Pembe peçeteler Mehmet izzet Gülenler Sayı:
108 -
Bir yaz akşamı… Çengelköy… Bir açık otopark, yaya girişi…
Bir kız çocuğu...
Hemen girişin yanında, tel örgülerin önüne kartondan halısını sermiş yerleşmekle meşgul…
Yanından geçiyorum.
Arabadaki nevale aklıma geliyor; belki bir ihtiyaç sahibiyle buluştururum diye yanıma aldığım… Arabadan onu alıp, küçük kızın yanına dönüyorum.
Aman Allah’ım; o nasıl güzel bir manzara... Sanki evinin başköşesinde oyuncaklarıyla oynayan bir kız çocuğu... Önündeki, yine kartondan yaptığı küçük sehpasına dizmekte olduğu pembe peçete paketleri... İnci gibi özenle dizilmişler; yan yana. Ay ışığı altında parlıyorlar. Hepsini tek tek kontrol ederek ve sayarak dizmeye devam etmekte.

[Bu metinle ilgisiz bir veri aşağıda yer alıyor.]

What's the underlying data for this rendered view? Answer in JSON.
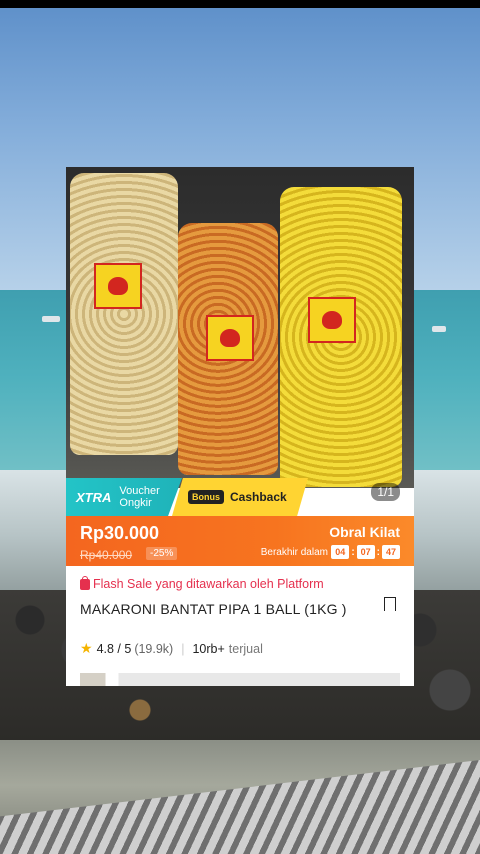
{
  "product": {
    "photo_counter": "1/1",
    "promo": {
      "xtra_brand": "XTRA",
      "xtra_voucher": "Voucher\nOngkir",
      "bonus_chip": "Bonus",
      "cashback_label": "Cashback"
    },
    "flash": {
      "price": "Rp30.000",
      "old_price": "Rp40.000",
      "discount": "-25%",
      "event_label": "Obral Kilat",
      "ends_label": "Berakhir dalam",
      "timer": [
        "04",
        "07",
        "47"
      ]
    },
    "flash_note": "Flash Sale yang ditawarkan oleh Platform",
    "title": "MAKARONI BANTAT PIPA 1 BALL (1KG )",
    "rating": "4.8 / 5",
    "rating_count": "(19.9k)",
    "sold_count": "10rb+",
    "sold_label": "terjual"
  },
  "colors": {
    "accent_orange": "#f4661f",
    "xtra_teal": "#23c4c7",
    "cashback_yellow": "#ffd432",
    "flash_red": "#e5304e",
    "star": "#f5b400"
  },
  "icons": [
    "shopping-bag-icon",
    "bookmark-icon",
    "star-icon"
  ]
}
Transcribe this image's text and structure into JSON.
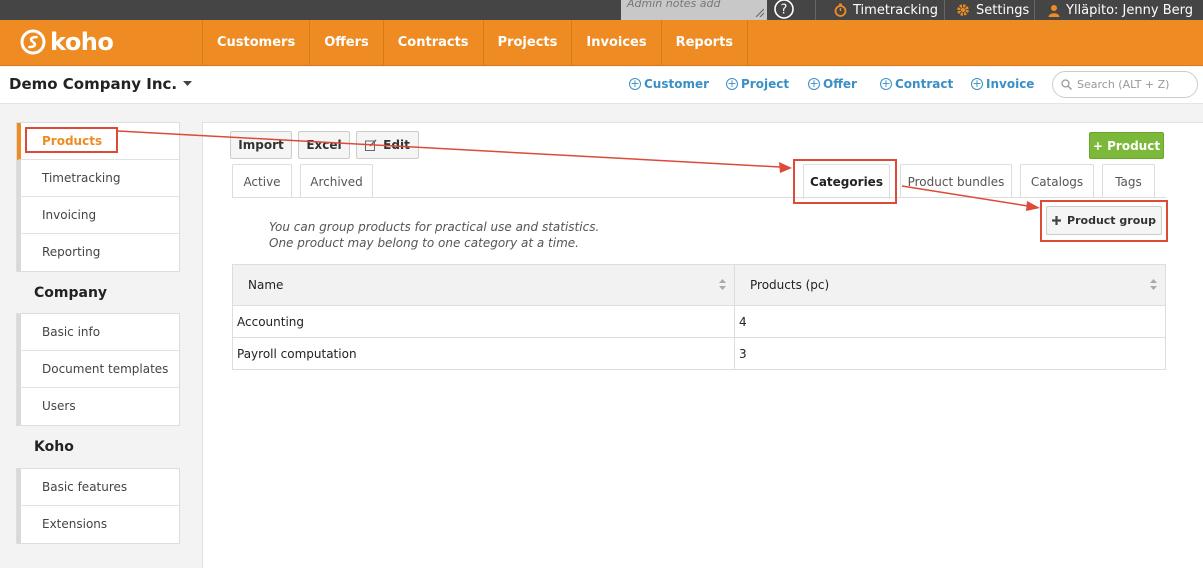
{
  "topbar": {
    "admin_notes_placeholder": "Admin notes add",
    "help_symbol": "?",
    "timetracking": "Timetracking",
    "settings": "Settings",
    "user": "Ylläpito: Jenny Berg"
  },
  "brand": {
    "logo_text": "koho",
    "accent": "#ef8b23"
  },
  "nav": {
    "items": [
      "Customers",
      "Offers",
      "Contracts",
      "Projects",
      "Invoices",
      "Reports"
    ]
  },
  "subheader": {
    "company": "Demo Company Inc.",
    "quick_actions": [
      "Customer",
      "Project",
      "Offer",
      "Contract",
      "Invoice"
    ],
    "search_placeholder": "Search (ALT + Z)"
  },
  "sidebar": {
    "group1": [
      "Products",
      "Timetracking",
      "Invoicing",
      "Reporting"
    ],
    "company_heading": "Company",
    "group2": [
      "Basic info",
      "Document templates",
      "Users"
    ],
    "koho_heading": "Koho",
    "group3": [
      "Basic features",
      "Extensions"
    ]
  },
  "toolbar": {
    "import": "Import",
    "excel": "Excel",
    "edit": "Edit",
    "add_product": "+ Product"
  },
  "tabs": {
    "active": "Active",
    "archived": "Archived",
    "categories": "Categories",
    "product_bundles": "Product bundles",
    "catalogs": "Catalogs",
    "tags": "Tags"
  },
  "categories": {
    "info_line1": "You can group products for practical use and statistics.",
    "info_line2": "One product may belong to one category at a time.",
    "add_group": "Product group",
    "columns": [
      "Name",
      "Products (pc)"
    ],
    "rows": [
      {
        "name": "Accounting",
        "count": "4"
      },
      {
        "name": "Payroll computation",
        "count": "3"
      }
    ]
  },
  "colors": {
    "annotation": "#dd4a3a",
    "green": "#7cb83a",
    "link": "#3a8fc7"
  }
}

“Merhaba”‘ diyorum yanına çömelerek.
“Ne güzel dizmişsin peçetelerini; ne güzel görünüyorlar… Alasım geldi; iki tane almak istiyorum… Ne kadar?” diyorum. O, biraz şaşırıp, sanki babasının onunla oynamak için yanına gelip, oyuna katılmış olduğu bir kız çocuğununki gibi saf bir şekilde “bir lira” diyor, sanki oyunu devam ettirerek...
“Tamam” diyorum ve iki tane alıyorum, o her biri birbirinden güzel duran pembe paketli peçetelerin arasından...

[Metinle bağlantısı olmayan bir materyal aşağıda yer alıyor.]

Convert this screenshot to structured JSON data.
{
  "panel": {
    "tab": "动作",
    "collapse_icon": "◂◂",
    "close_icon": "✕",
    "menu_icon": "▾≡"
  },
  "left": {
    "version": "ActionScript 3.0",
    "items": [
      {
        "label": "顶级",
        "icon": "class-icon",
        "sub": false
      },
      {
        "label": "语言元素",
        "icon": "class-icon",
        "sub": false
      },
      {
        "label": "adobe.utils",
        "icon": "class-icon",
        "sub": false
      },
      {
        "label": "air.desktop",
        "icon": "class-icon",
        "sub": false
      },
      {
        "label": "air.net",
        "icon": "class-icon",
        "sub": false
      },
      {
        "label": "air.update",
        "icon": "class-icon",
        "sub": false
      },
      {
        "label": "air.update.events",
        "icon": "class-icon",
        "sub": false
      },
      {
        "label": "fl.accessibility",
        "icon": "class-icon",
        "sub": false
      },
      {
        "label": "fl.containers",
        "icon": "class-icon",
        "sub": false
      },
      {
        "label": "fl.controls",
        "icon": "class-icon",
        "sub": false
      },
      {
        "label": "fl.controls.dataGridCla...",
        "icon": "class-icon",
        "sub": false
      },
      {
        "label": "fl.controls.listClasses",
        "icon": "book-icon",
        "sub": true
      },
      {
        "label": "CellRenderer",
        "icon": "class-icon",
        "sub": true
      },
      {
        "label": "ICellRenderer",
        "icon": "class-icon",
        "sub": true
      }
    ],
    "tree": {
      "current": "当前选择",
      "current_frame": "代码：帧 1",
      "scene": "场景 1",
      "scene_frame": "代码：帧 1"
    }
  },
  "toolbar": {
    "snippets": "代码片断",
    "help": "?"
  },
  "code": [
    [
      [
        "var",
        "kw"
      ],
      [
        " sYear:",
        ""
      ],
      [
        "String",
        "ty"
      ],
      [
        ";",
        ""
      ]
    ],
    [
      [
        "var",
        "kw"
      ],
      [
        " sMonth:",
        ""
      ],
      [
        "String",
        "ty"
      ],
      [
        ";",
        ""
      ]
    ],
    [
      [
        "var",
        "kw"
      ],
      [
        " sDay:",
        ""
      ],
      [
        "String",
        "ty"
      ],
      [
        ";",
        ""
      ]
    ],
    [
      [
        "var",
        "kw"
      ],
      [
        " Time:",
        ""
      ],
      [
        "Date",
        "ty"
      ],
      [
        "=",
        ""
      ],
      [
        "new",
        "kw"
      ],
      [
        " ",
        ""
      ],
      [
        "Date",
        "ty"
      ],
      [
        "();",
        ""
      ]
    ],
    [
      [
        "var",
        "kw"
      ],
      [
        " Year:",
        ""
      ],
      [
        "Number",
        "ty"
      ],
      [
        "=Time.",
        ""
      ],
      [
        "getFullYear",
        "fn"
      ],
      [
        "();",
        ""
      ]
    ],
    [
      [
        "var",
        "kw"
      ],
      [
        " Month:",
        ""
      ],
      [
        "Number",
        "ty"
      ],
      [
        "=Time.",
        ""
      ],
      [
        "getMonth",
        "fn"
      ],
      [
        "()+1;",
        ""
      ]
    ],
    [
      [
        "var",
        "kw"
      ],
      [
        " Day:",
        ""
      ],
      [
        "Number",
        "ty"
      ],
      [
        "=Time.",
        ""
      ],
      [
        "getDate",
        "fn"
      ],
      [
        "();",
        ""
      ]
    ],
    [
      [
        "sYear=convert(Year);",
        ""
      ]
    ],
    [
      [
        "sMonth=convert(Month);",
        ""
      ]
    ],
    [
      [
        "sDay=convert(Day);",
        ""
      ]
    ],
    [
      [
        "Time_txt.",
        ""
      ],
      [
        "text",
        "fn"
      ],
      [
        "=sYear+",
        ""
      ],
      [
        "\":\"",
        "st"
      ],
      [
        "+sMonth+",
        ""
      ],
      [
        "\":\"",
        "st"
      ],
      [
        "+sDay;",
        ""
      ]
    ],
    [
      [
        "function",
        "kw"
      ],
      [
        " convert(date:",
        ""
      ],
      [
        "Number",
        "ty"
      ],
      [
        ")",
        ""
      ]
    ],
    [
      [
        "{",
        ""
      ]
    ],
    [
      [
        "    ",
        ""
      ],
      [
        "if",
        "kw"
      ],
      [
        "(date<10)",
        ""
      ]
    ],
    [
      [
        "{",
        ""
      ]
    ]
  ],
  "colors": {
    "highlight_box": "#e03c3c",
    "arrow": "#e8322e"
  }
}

Bir peçete nasıl güzel durabilir diye düşünebilirsiniz…
Duruyor işte...
Elimdeki nevale paketini ona vermek istediğimi söylüyorum. “İçinde çikolata ve çerez var, belki atıştırırsın arada” diyorum… “Olur” diyor. Kabul ettiği için teşekkür edip, “kolay gelsin” diyerek yanından ayrılıyorum...
Ama onun duygusu ve ışığı benim yanımdan ayrılmıyor günlerdir. Şükür ki ayrılmıyor…
Hani dağda, kimselerin olmadığı bir yerde; birden olağanüstü güzellikte bir çiçekle karşılaşırsınız, kimsenin bilmediği, daha önce hiç görmediği; sadece oracıkta bitivermiş, bütün güzelliğiyle… Bakmaya kıyamaz, doyamazsınız... Ağlamak gelir içinizden... İşte öyle bir güzellikti, karşılaştığım...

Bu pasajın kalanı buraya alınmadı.